Filmmaker: What I love about Kevin is that as a director you honestly wear your subjectivity on your sleeve. This isn’t cinema verite by any stretch of the imagination. You’ve gotten involved with your subject on a personal level, using the film as a means to an end — staging Kevin’s musical comeback. In the doc you even discuss having reservations about becoming so involved in the story you’re shooting. How have your feelings changed (or not) over the process?

Duplass: Well, we were lucky enough that Kevin’s “comeback” is happening organically as festivals seem to want him to play after the film. As far as my involvement is concerned, I’ve just become more comfortable with the fact that I am genuinely a part of the story. For me, it’s what happened is first a life experience that Kevin and I shared, and a movie second. So, once I truly embraced that and focused on Kevin and not the movie, I stopped worrying so much about whether I was following cinema rules or whatever. I guess it also helps that many people have commended my involvement — sort of the opposite of what I expected. The pats on the back were really nice, because I was worried when I started.

Filmmaker: After the Arizona Int’l Film Festival screening of Kevin we chatted briefly and I remember you mentioned your frustration with the fact that too many doc biopics follow someone famous rather than more obscure individuals. I don’t think that’s the case with foreign films (the outstanding Romanian doc The World According to Ion B. comes to mind), though you’re probably right in terms of English-language flicks. Can you talk more about this as it relates to Kevin?

Duplass: I think it has to do with my obsession with anonymous people, and their private lives, and what motivates them to do what they do. Even with our studio work with “famous” actors, we’re trying to represent real people, so it irks me sometimes that portrait docs about famous people are the ones that seem to get the most attention. That being said, I can’t complain too much because it gives me a niche to celebrate the unknowns. Kevin’s story is so moving and compelling, that to me it was a bonus that no one knew him. Because of that there’s more for them to discover.

Filmmaker: I also recall an audience member at the AIFF post-screening Q&A asking a loaded question about directing for Hollywood. I think you quite rightly took the high road in expressing your gratitude for the studio work that pays the bills and allows you to make a passion project like Kevin. So what do you think is the general feeling among indie filmmakers who shuttle back and forth to L.A. nowadays? Enthusiasm, resentment, resigned? All of the above?

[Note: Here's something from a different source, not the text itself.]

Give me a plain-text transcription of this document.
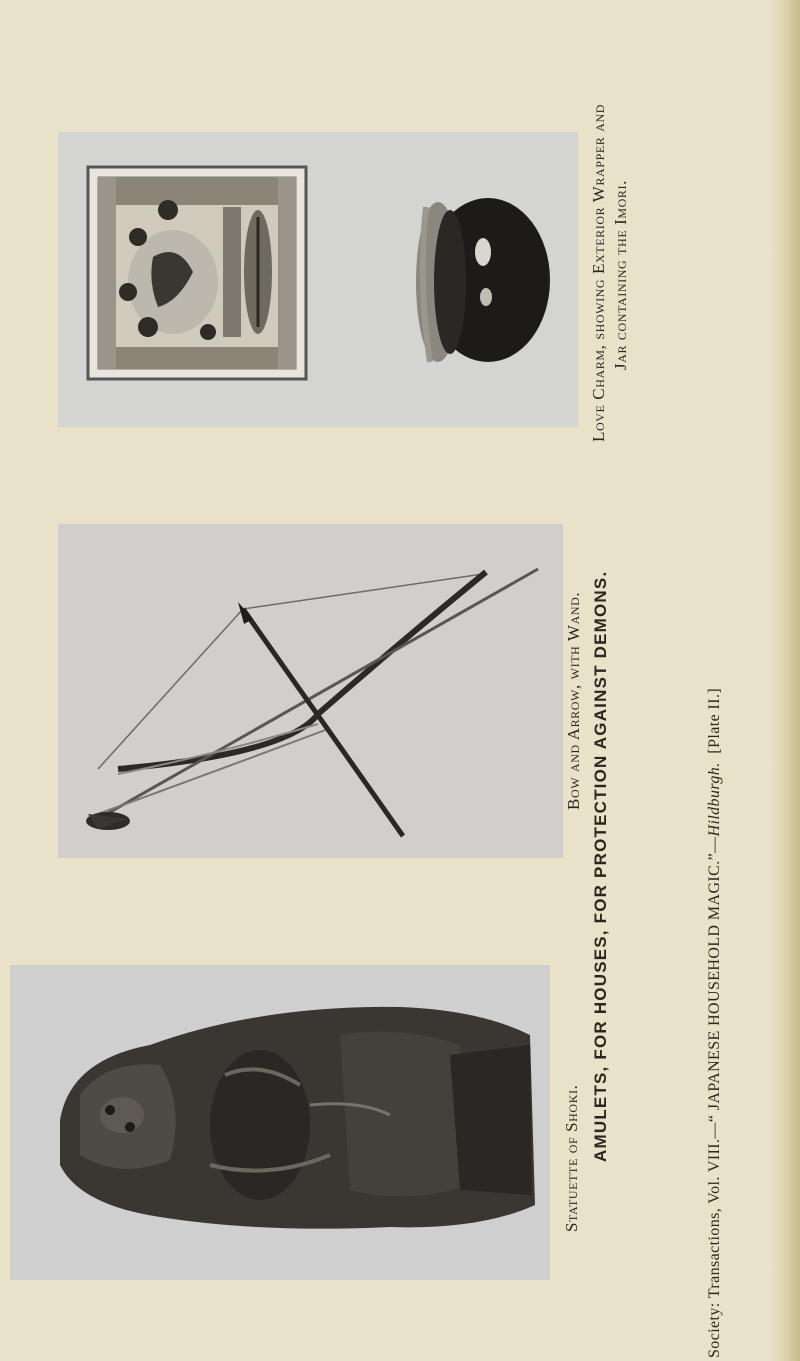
Love Charm, showing Exterior Wrapper and Jar containing the Imori.
Bow and Arrow, with Wand. AMULETS, FOR HOUSES, FOR PROTECTION AGAINST DEMONS.
Statuette of Shoki.	Society: Transactions, Vol. VIII.—“ JAPANESE HOUSEHOLD MAGIC.”—Hildburgh.  [Plate II.]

Duplass: I think honestly it’s an ebb and flow. You make a studio movie, and all you want to do after is make a piece of art in your basement that nobody can judge until it’s done. And then when that little piece of art is done, and not many people saw it and it cost you ten grand, you’re pretty fired up when a studio comes knocking and wants to re-instate your health insurance and pay you a nice chunk of change to make something really cool. And honestly, there are some things I can’t do without studio help, like our latest film Jeff, Who Lives at Home.

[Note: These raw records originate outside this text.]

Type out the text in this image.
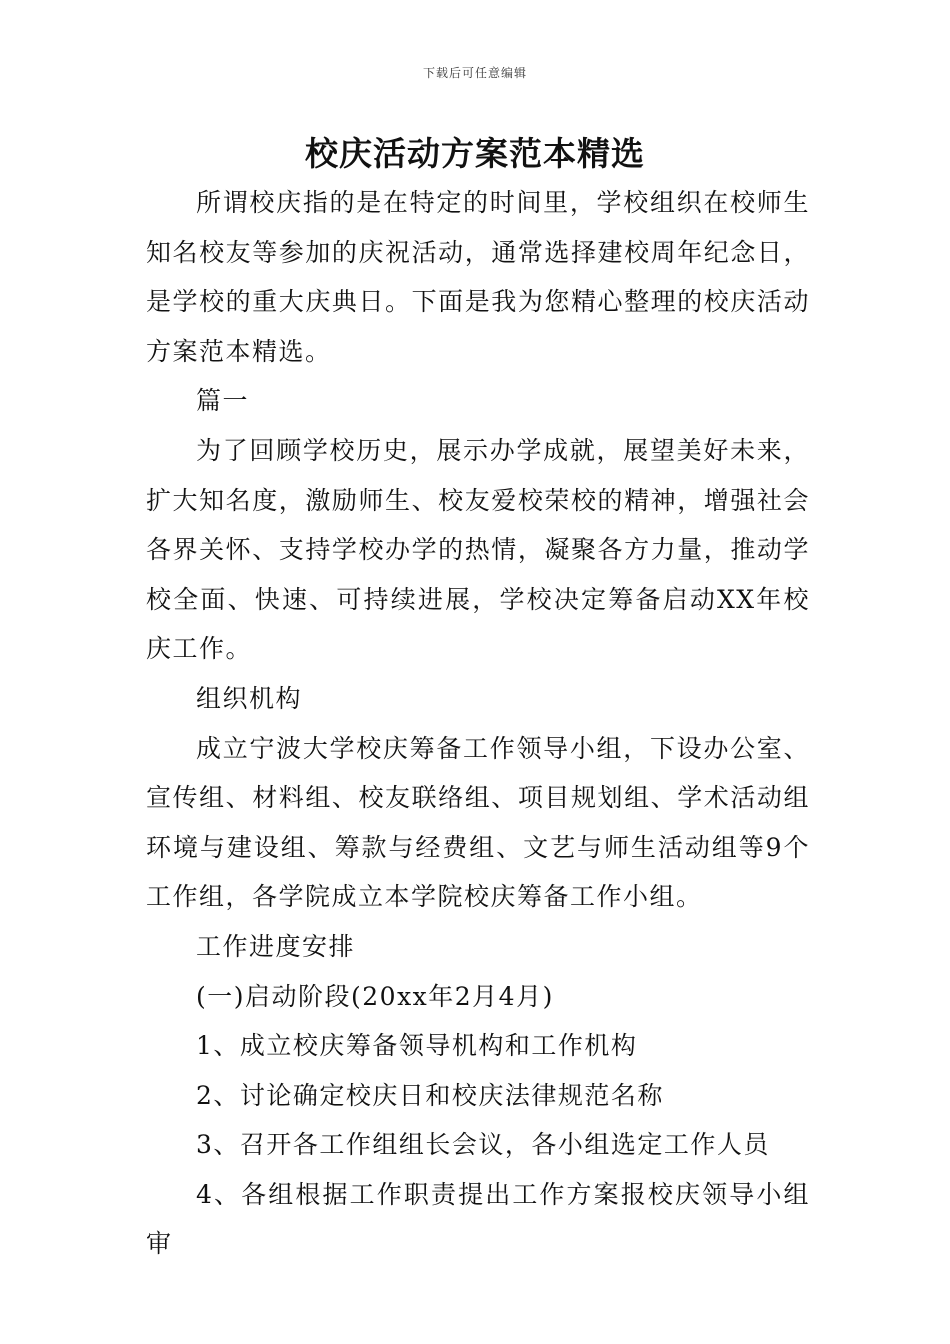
下载后可任意编辑
校庆活动方案范本精选

所谓校庆指的是在特定的时间里，学校组织在校师生知名校友等参加的庆祝活动，通常选择建校周年纪念日，是学校的重大庆典日。下面是我为您精心整理的校庆活动方案范本精选。

篇一

为了回顾学校历史，展示办学成就，展望美好未来，扩大知名度，激励师生、校友爱校荣校的精神，增强社会各界关怀、支持学校办学的热情，凝聚各方力量，推动学校全面、快速、可持续进展，学校决定筹备启动XX年校庆工作。

组织机构

成立宁波大学校庆筹备工作领导小组，下设办公室、宣传组、材料组、校友联络组、项目规划组、学术活动组环境与建设组、筹款与经费组、文艺与师生活动组等9个工作组，各学院成立本学院校庆筹备工作小组。

工作进度安排

(一)启动阶段(20xx年2月4月)

1、成立校庆筹备领导机构和工作机构

2、讨论确定校庆日和校庆法律规范名称

3、召开各工作组组长会议，各小组选定工作人员

4、各组根据工作职责提出工作方案报校庆领导小组审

Filmmaker: Kevin really is one of those rare 100% organic artists, which, unfortunately, a lot of problems in his life stem from. The world isn’t built for pure uncompromising souls. Are you at all worried that he won’t be able to handle a career revival? (Personally, I’m both entranced by and terrified for him, which I guess is another reason the film works so well!)

Duplass: I do worry about the 100% factor, as you so accurately call it, sometimes. But considering his demeanor when I found him compared to the spirited, excited, more confident person he is now, I don’t worry about it too much. He is extreme about employment, and I understand it. The way he describes it is, if the inspiration comes, and he’s at work, it’s too heartbreaking to miss out – and he’s not honoring his contract with the creative forces in the universe. So if he’s in creative mode, he needs to be 100% available. The good news is Kevin is solid, and if he ever needed to go back and get a job, he can do it no problem. That being said, I believe in him and want to support him, and am complicit in his attempt to do his music full time, so that’s why I’m pushing so hard to raise funds for his tour on Kickstarter.